На свадьбу она, конечно же, не пойдет: скажет, что заболела. И вправду немного болело горло, хотя это можно было легко пережить… Но как пойти туда, к ним? Как смотреть на радостную Ритку в свадебном платье, на любимого Дымчика в строгом костюме жениха? На торжественную церемонию обмена кольцами, на поцелуи, на поздравления, на пышный стол, за которым звучат тосты – за любовь, детей, благополучие… Как видеть родителей Дымчика, целующихся с невестой?

Противно. Сидеть с кислой мордой не хочется, изображать радость не получится.
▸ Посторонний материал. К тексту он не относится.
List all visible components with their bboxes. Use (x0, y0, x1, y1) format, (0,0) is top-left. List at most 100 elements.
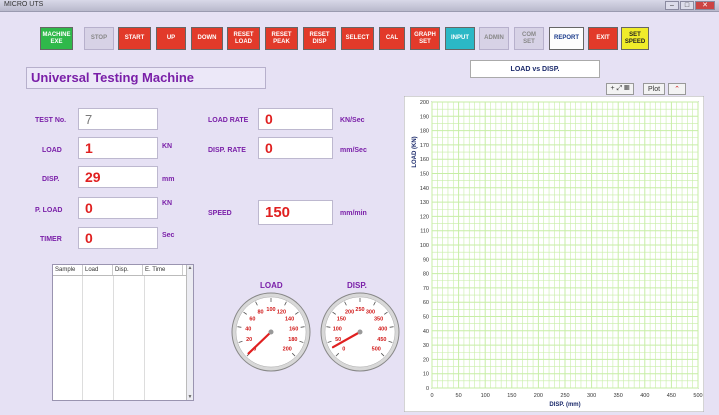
app-title: Universal Testing Machine (26, 67, 266, 89)
speed-unit: mm/min (340, 210, 367, 217)
col-load: Load (83, 265, 113, 275)
peak-load-unit: KN (162, 200, 173, 207)
x-tick-label: 100 (481, 393, 490, 399)
speed-field[interactable]: 150 (258, 200, 333, 225)
y-tick-label: 90 (423, 257, 429, 263)
table-body (53, 276, 186, 400)
load-rate-label: LOAD RATE (208, 117, 249, 124)
y-tick-label: 20 (423, 357, 429, 363)
maximize-icon[interactable]: □ (680, 1, 694, 10)
disp-gauge-title: DISP. (347, 281, 367, 290)
y-tick-label: 150 (420, 172, 429, 178)
x-tick-label: 250 (560, 393, 569, 399)
y-tick-label: 60 (423, 300, 429, 306)
window-title: MICRO UTS (4, 1, 44, 8)
input-button[interactable]: INPUT (445, 27, 475, 50)
y-tick-label: 190 (420, 114, 429, 120)
x-axis-label: DISP. (mm) (549, 402, 580, 408)
col-disp: Disp. (113, 265, 143, 275)
y-tick-label: 160 (420, 157, 429, 163)
y-tick-label: 10 (423, 372, 429, 378)
x-tick-label: 400 (640, 393, 649, 399)
close-icon[interactable]: ✕ (695, 1, 715, 10)
load-gauge-tick-label: 20 (246, 337, 252, 343)
chart-tools: + ⤢ ▦ Plot ⌃ (606, 83, 686, 95)
disp-gauge-tick-label: 500 (372, 346, 381, 352)
load-rate-field: 0 (258, 108, 333, 130)
disp-field: 29 (78, 166, 158, 188)
load-gauge-tick-label: 200 (283, 346, 292, 352)
y-tick-label: 0 (426, 386, 429, 392)
load-field: 1 (78, 137, 158, 159)
y-tick-label: 50 (423, 315, 429, 321)
load-gauge-title: LOAD (260, 281, 283, 290)
col-sample: Sample (53, 265, 83, 275)
scroll-up-icon[interactable]: ▲ (187, 265, 193, 271)
y-tick-label: 30 (423, 343, 429, 349)
y-tick-label: 40 (423, 329, 429, 335)
reset-load-button[interactable]: RESET LOAD (227, 27, 260, 50)
peak-load-label: P. LOAD (35, 207, 63, 214)
scroll-down-icon[interactable]: ▼ (187, 394, 193, 400)
load-gauge-tick-label: 120 (277, 310, 286, 316)
table-header: Sample Load Disp. E. Time (53, 265, 193, 276)
y-tick-label: 100 (420, 243, 429, 249)
load-gauge: 020406080 100 120140160180200 (231, 292, 311, 372)
disp-gauge: 050100150200 250 300350400450500 (320, 292, 400, 372)
x-tick-label: 350 (614, 393, 623, 399)
y-tick-label: 80 (423, 272, 429, 278)
y-tick-label: 180 (420, 129, 429, 135)
load-gauge-tick-label: 40 (245, 326, 251, 332)
table-scrollbar[interactable]: ▲ ▼ (186, 265, 193, 400)
table-divider (113, 276, 114, 400)
start-button[interactable]: START (118, 27, 151, 50)
timer-field: 0 (78, 227, 158, 249)
disp-unit: mm (162, 176, 175, 183)
disp-gauge-tick-label: 0 (342, 346, 345, 352)
disp-rate-unit: mm/Sec (340, 147, 367, 154)
x-tick-label: 300 (587, 393, 596, 399)
reset-disp-button[interactable]: RESET DISP (303, 27, 336, 50)
window-controls: – □ ✕ (665, 1, 715, 10)
up-button[interactable]: UP (156, 27, 186, 50)
x-tick-label: 50 (456, 393, 462, 399)
plot-line-icon[interactable]: ⌃ (668, 83, 686, 95)
set-speed-button[interactable]: SET SPEED (621, 27, 649, 50)
reset-peak-button[interactable]: RESET PEAK (265, 27, 298, 50)
select-button[interactable]: SELECT (341, 27, 374, 50)
load-gauge-tick-label: 100 (266, 307, 275, 313)
plot-legend-button[interactable]: Plot (643, 83, 665, 95)
zoom-tools-icon[interactable]: + ⤢ ▦ (606, 83, 634, 95)
admin-button[interactable]: ADMIN (479, 27, 509, 50)
graph-set-button[interactable]: GRAPH SET (410, 27, 440, 50)
com-set-button[interactable]: COM SET (514, 27, 544, 50)
y-tick-label: 70 (423, 286, 429, 292)
load-gauge-tick-label: 180 (288, 337, 297, 343)
load-gauge-tick-label: 160 (289, 326, 298, 332)
y-tick-label: 110 (420, 229, 429, 235)
load-unit: KN (162, 143, 173, 150)
cal-button[interactable]: CAL (379, 27, 405, 50)
table-divider (144, 276, 145, 400)
timer-unit: Sec (162, 232, 175, 239)
disp-gauge-tick-label: 300 (366, 310, 375, 316)
disp-gauge-tick-label: 250 (355, 307, 364, 313)
exit-button[interactable]: EXIT (588, 27, 618, 50)
stop-button[interactable]: STOP (84, 27, 114, 50)
y-tick-label: 140 (420, 186, 429, 192)
speed-label: SPEED (208, 210, 232, 217)
x-tick-label: 0 (430, 393, 433, 399)
report-button[interactable]: REPORT (549, 27, 584, 50)
minimize-icon[interactable]: – (665, 1, 679, 10)
disp-gauge-tick-label: 100 (333, 326, 342, 332)
window-titlebar: MICRO UTS – □ ✕ (0, 0, 719, 12)
disp-gauge-tick-label: 450 (377, 337, 386, 343)
y-tick-label: 200 (420, 100, 429, 106)
disp-gauge-hub (357, 329, 363, 335)
down-button[interactable]: DOWN (191, 27, 223, 50)
timer-label: TIMER (40, 236, 62, 243)
y-tick-label: 130 (420, 200, 429, 206)
results-table[interactable]: Sample Load Disp. E. Time ▲ ▼ (52, 264, 194, 401)
machine-exe-button[interactable]: MACHINE EXE (40, 27, 73, 50)
test-no-field[interactable]: 7 (78, 108, 158, 130)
Да и кусок в горло не полезет. И улыбку на лицо она не натянет, не тот характер.

– Как не придешь? – кричала в трубку Полечка. – Ты спятила? Свадьба лучшей подруги, сестры, можно сказать! Какое горло, какая температура? Я привезу таблетки, отличные югославские таблетки, симптомы снимут за час! Лиза, ты меня слышишь? Какое – нет сил, ты что! Тебе сколько лет? Ты о каких силах? Такое событие! Нехорошо. Очень нехорошо. Мне кажется, я ничего плохого тебе не сделала. И Ритка не сделала. А может, ты просто завидуешь? А, Лиз?

Обиделась, ну да бог с ней.

Лизе все казались врагами: и добрая Полечка, и предатель Дымчик, и даже его родители, которые уже совсем ни при чем.
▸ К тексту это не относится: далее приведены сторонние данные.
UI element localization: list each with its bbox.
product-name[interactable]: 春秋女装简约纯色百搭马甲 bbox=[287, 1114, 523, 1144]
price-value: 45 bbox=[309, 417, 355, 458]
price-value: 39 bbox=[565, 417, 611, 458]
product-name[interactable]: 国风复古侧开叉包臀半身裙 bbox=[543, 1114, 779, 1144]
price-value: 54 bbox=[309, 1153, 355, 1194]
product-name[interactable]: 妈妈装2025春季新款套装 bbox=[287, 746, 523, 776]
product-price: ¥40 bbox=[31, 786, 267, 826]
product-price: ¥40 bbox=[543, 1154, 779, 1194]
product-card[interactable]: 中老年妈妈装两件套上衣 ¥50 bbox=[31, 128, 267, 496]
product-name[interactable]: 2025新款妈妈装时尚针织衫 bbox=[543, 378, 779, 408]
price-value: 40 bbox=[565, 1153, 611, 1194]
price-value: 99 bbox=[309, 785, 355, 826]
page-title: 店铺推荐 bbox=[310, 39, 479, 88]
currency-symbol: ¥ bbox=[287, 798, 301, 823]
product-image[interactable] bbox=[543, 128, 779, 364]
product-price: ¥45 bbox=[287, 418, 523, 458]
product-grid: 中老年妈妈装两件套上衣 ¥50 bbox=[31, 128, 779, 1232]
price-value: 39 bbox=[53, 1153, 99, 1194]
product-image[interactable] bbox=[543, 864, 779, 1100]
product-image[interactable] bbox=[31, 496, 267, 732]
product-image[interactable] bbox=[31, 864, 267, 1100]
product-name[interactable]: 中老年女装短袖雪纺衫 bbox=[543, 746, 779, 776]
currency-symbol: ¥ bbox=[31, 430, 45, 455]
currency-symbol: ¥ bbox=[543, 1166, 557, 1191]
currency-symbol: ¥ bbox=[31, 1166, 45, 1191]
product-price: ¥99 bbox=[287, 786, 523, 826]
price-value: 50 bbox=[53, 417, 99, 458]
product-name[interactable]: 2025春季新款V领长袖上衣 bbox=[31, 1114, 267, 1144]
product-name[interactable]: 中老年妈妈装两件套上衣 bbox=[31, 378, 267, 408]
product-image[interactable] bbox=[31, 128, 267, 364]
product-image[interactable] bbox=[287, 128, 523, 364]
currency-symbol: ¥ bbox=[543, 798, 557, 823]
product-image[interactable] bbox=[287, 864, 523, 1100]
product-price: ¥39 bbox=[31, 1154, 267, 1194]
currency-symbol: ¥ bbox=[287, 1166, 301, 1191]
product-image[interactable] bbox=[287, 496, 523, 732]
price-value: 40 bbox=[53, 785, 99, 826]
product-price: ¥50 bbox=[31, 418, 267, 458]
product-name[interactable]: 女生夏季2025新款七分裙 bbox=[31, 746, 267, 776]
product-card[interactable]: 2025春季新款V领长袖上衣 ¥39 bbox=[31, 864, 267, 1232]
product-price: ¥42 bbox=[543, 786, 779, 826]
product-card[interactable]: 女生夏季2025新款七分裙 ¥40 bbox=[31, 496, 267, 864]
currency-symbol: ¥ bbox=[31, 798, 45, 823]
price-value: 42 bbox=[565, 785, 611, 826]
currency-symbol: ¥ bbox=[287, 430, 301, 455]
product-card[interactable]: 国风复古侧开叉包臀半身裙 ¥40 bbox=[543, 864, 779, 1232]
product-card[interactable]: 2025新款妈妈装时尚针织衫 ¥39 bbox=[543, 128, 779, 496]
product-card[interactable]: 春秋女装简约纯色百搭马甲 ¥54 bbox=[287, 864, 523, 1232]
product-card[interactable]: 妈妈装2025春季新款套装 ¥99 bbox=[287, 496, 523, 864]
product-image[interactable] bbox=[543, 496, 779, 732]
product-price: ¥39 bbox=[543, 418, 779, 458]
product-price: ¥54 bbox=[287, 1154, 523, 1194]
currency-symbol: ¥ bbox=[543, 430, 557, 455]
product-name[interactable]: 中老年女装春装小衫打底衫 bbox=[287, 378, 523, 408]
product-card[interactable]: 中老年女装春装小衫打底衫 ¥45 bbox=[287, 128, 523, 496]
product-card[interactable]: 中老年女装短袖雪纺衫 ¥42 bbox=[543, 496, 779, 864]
А про Ритку и говорить нечего. Стерва. Но кто ж этого не знал?

Позвонила и сама Ритка. Смеялась:

– Мама говорит, что ты мне завидуешь.

Лиза фыркнула:

– Ну да, завидую. Всегда мечтала родить в двадцать лет.

– Ой, – продолжала Ритка, – да я вообще не заморачиваюсь! Рожу, подкину Поле, быстренько разведусь – и снова свобода! А ты действительно не придешь?
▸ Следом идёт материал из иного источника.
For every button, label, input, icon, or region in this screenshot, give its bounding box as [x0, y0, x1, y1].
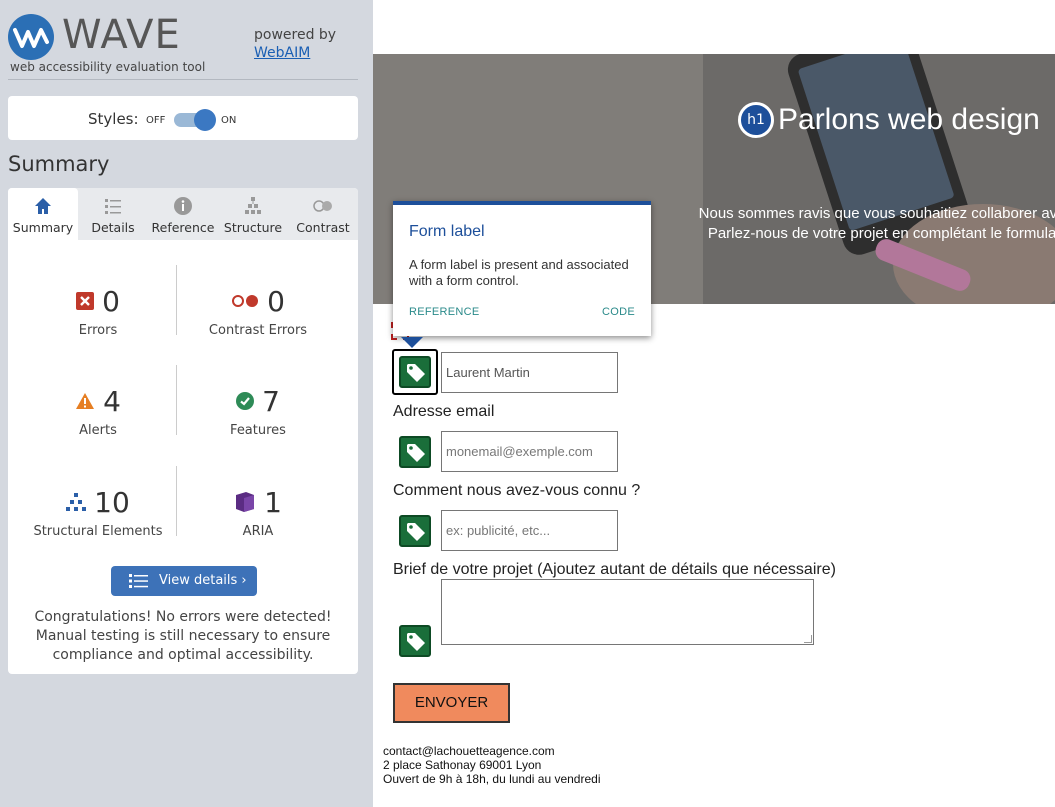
tag-icon [407, 444, 425, 462]
stat-alerts[interactable]: 4 Alerts [18, 383, 178, 438]
footer-email[interactable]: contact@lachouetteagence.com [383, 744, 601, 758]
view-details-button[interactable]: View details › [111, 566, 257, 596]
h1-icon[interactable]: h1 [738, 102, 774, 138]
wave-logo-subtitle: web accessibility evaluation tool [10, 60, 206, 74]
tooltip-title: Form label [409, 223, 485, 240]
aria-icon [236, 492, 255, 512]
stat-aria[interactable]: 1 ARIA [178, 484, 338, 539]
toggle-on-label: ON [221, 115, 237, 126]
form-label-icon[interactable] [392, 349, 438, 395]
tab-details[interactable]: Details [78, 188, 148, 240]
powered-by: powered by WebAIM [254, 26, 336, 62]
source-input[interactable]: ex: publicité, etc... [441, 510, 618, 551]
hero-line-2: Parlez-nous de votre projet en complétan… [707, 225, 1055, 242]
evaluated-page: h1 Parlons web design Nous sommes ravis … [373, 0, 1055, 807]
list-icon [129, 574, 148, 588]
errors-count: 0 [102, 284, 120, 318]
stat-contrast-errors[interactable]: 0 Contrast Errors [178, 283, 338, 339]
hero-line-1: Nous sommes ravis que vous souhaitiez co… [698, 205, 1055, 222]
tab-summary-label: Summary [12, 220, 74, 235]
features-count: 7 [262, 384, 280, 418]
features-label: Features [230, 423, 286, 438]
source-label: Comment nous avez-vous connu ? [393, 482, 641, 499]
congrats-message: Congratulations! No errors were detected… [34, 609, 332, 663]
tooltip-reference-link[interactable]: REFERENCE [409, 306, 480, 318]
tag-icon [407, 633, 425, 651]
brief-label: Brief de votre projet (Ajoutez autant de… [393, 561, 836, 578]
send-button[interactable]: ENVOYER [393, 683, 510, 723]
error-icon [76, 292, 95, 310]
stat-divider [176, 365, 177, 435]
form-label-tooltip: Form label A form label is present and a… [393, 201, 651, 336]
home-icon [35, 198, 51, 214]
stat-divider [176, 466, 177, 536]
structure-icon [245, 197, 261, 214]
email-label: Adresse email [393, 403, 495, 420]
alerts-label: Alerts [79, 423, 117, 438]
aria-count: 1 [264, 485, 282, 519]
structural-label: Structural Elements [33, 524, 163, 539]
form-label-icon-inner [399, 356, 431, 388]
hero-text: Nous sommes ravis que vous souhaitiez co… [653, 204, 1055, 244]
brief-textarea[interactable] [441, 579, 814, 645]
wave-header: WAVE web accessibility evaluation tool p… [8, 10, 358, 80]
footer-address: 2 place Sathonay 69001 Lyon [383, 758, 542, 772]
list-icon [105, 199, 121, 214]
info-icon [174, 197, 192, 215]
tab-contrast-label: Contrast [296, 220, 350, 235]
tooltip-code-link[interactable]: CODE [602, 306, 635, 318]
styles-toggle-box: Styles: OFF ON [8, 96, 358, 140]
contrast-errors-label: Contrast Errors [208, 323, 308, 338]
errors-label: Errors [78, 323, 118, 338]
summary-panel: Summary Details Reference Structure Cont… [8, 188, 358, 674]
resize-grip[interactable] [804, 635, 812, 643]
tab-bar: Summary Details Reference Structure Cont… [8, 188, 358, 240]
tab-contrast[interactable]: Contrast [288, 188, 358, 240]
tag-icon [407, 364, 425, 382]
contrast-errors-count: 0 [267, 284, 285, 318]
tooltip-body: A form label is present and associated w… [409, 257, 629, 288]
contrast-error-icon [232, 295, 259, 307]
form-label-icon[interactable] [399, 625, 431, 657]
tooltip-arrow [401, 337, 423, 348]
contrast-icon [313, 200, 332, 212]
email-input[interactable]: monemail@exemple.com [441, 431, 618, 472]
alerts-count: 4 [103, 384, 121, 418]
form-label-icon[interactable] [399, 436, 431, 468]
aria-label: ARIA [242, 524, 274, 539]
tab-summary[interactable]: Summary [8, 188, 78, 240]
view-details-label: View details › [159, 573, 247, 588]
feature-icon [236, 392, 255, 410]
page-title: Parlons web design [778, 103, 1040, 136]
stat-errors[interactable]: 0 Errors [18, 283, 178, 338]
tab-details-label: Details [91, 220, 135, 235]
summary-heading: Summary [8, 152, 110, 176]
tag-icon [407, 523, 425, 541]
wave-sidebar: WAVE web accessibility evaluation tool p… [0, 0, 373, 807]
toggle-off-label: OFF [146, 115, 166, 126]
wave-logo-text: WAVE [62, 12, 181, 58]
structure-element-icon [66, 493, 87, 511]
styles-toggle-knob[interactable] [194, 109, 216, 131]
contact-footer: contact@lachouetteagence.com 2 place Sat… [383, 744, 601, 786]
structural-count: 10 [94, 485, 130, 519]
tab-reference[interactable]: Reference [148, 188, 218, 240]
powered-by-text: powered by [254, 27, 337, 43]
tab-structure[interactable]: Structure [218, 188, 288, 240]
styles-label: Styles: [88, 110, 139, 128]
footer-hours: Ouvert de 9h à 18h, du lundi au vendredi [383, 772, 601, 786]
tab-structure-label: Structure [223, 220, 283, 235]
webaim-link[interactable]: WebAIM [254, 44, 336, 62]
name-input[interactable]: Laurent Martin [441, 352, 618, 393]
stat-divider [176, 265, 177, 335]
stat-features[interactable]: 7 Features [178, 383, 338, 439]
tab-reference-label: Reference [151, 220, 215, 235]
hero-heading: h1 Parlons web design [738, 102, 1040, 138]
wave-logo-icon [8, 14, 54, 60]
form-label-icon[interactable] [399, 515, 431, 547]
alert-icon [76, 393, 95, 409]
stat-structural[interactable]: 10 Structural Elements [18, 484, 178, 540]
– Действительно, – ответила Лиза. – Удачи тебе. И мои поздравления.

Дымчик больше не объявлялся, да и Полечка пропала – видно, обиделась не на шутку. Даже Ритка, занятая предсвадебной подготовкой, и та больше не звонила.

Лиза сходила с ума от тоски.

За окном стоял март, иногда появлялось долгожданное солнце, и тут же, как от долгого ожидания и нетерпения, начинала стучать капель. Скоро совсем весна, а за ней и лето. Ну и что, что это меняет? Люди поедут в отпуска, на дачи и к теплым морям, а Лиза останется в Москве. Будет работать, а в выходные до одури валяться на диване, читать книги и сходить с ума.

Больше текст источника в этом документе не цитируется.